Debate over labor market flexibility focuses mainly on firing costs, while largely ignoring wage determination and the need for collective bargaining reform. Most countries affected by the euro debt crisis have two-tier bargaining structures in which plant-level bargaining supplements national or industrywide (multi-employer) agreements, taking the pay agreement established at the multi-employer level as a floor. Two-tier structures were intended to link pay more closely to productivity and to allow wages to adjust downward during economic downturns, while preventing excessive earning dispersion. However, these structures seem to fail precisely on these grounds.
In theory, two-tier wage bargaining structures could reconcile macroeconomic stability with a closer link between productivity and pay.

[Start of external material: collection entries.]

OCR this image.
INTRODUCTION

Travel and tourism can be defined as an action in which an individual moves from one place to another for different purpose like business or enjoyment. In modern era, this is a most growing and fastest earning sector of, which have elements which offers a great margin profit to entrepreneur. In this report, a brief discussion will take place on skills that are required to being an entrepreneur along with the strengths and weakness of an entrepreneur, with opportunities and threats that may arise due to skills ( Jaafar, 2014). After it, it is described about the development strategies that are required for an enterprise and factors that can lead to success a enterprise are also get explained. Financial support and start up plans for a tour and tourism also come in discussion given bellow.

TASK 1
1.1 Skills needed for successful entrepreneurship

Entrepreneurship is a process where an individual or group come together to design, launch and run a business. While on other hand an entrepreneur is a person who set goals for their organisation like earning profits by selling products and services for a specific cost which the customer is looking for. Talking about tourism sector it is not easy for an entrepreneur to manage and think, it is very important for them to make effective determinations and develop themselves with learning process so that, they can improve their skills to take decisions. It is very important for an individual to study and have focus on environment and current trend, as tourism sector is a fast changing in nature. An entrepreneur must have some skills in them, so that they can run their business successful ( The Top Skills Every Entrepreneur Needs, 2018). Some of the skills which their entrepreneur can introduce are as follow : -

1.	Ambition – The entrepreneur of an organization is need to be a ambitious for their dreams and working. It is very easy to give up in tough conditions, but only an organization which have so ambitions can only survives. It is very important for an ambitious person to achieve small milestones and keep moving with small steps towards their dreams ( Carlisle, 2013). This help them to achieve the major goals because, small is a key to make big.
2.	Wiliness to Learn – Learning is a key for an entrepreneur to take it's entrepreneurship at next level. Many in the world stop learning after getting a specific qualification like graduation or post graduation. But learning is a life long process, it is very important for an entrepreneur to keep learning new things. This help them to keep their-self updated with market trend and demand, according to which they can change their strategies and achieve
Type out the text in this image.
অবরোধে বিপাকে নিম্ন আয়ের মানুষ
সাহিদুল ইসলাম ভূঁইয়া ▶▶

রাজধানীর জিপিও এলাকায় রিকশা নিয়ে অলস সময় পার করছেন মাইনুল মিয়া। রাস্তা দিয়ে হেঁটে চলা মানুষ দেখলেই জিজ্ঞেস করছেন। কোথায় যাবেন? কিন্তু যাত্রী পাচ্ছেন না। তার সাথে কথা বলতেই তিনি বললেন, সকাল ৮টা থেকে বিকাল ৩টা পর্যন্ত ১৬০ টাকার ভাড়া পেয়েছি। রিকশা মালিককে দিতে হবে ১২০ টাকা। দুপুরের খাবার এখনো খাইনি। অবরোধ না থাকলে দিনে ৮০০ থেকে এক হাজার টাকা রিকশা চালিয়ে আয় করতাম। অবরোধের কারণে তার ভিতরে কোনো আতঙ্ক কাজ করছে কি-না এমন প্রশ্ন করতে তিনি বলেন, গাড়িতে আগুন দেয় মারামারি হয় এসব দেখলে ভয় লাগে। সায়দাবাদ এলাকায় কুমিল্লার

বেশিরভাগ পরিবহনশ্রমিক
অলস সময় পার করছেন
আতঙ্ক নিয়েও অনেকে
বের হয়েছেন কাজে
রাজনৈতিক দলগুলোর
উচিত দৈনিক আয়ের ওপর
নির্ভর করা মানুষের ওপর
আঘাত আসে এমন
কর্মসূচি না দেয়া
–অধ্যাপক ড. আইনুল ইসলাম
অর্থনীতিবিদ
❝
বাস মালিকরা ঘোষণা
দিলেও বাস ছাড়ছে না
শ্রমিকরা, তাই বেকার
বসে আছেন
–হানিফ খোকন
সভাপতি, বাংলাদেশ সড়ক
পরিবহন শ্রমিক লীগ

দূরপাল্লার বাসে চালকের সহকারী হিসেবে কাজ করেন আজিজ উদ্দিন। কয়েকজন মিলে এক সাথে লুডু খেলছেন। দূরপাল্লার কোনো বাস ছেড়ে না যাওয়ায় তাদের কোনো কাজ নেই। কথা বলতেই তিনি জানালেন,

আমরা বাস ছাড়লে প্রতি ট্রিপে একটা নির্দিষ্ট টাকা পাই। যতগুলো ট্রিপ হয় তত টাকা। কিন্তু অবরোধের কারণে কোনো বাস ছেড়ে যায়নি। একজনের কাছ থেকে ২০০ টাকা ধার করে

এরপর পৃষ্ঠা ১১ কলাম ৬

Two-tier bargaining structures may be rationalized as an intermediate step toward greater decentralization in wage setting.
In theory, the two-tier structure should allow for a higher frequency in wage renegotiation in response to shocks.
A two-tier structure can work if plant-level bargaining, if any, prevails over the national level, and wage floors are provided by statutory minimum wages.
Evidence from a European Central Bank firm-level survey suggests that two-tier regimes may result in the worst of both fully centralized and fully decentralized systems.
Two-tier systems do not seem to support the expansion of performance-related pay.
Two-tier systems do not permit adequate adjustment to temporary shocks by cutting wages and hours of work rather than laying off workers.
Where there are large productivity differentials, two-tier systems may reduce nominal wage dispersion but increase real wage dispersion.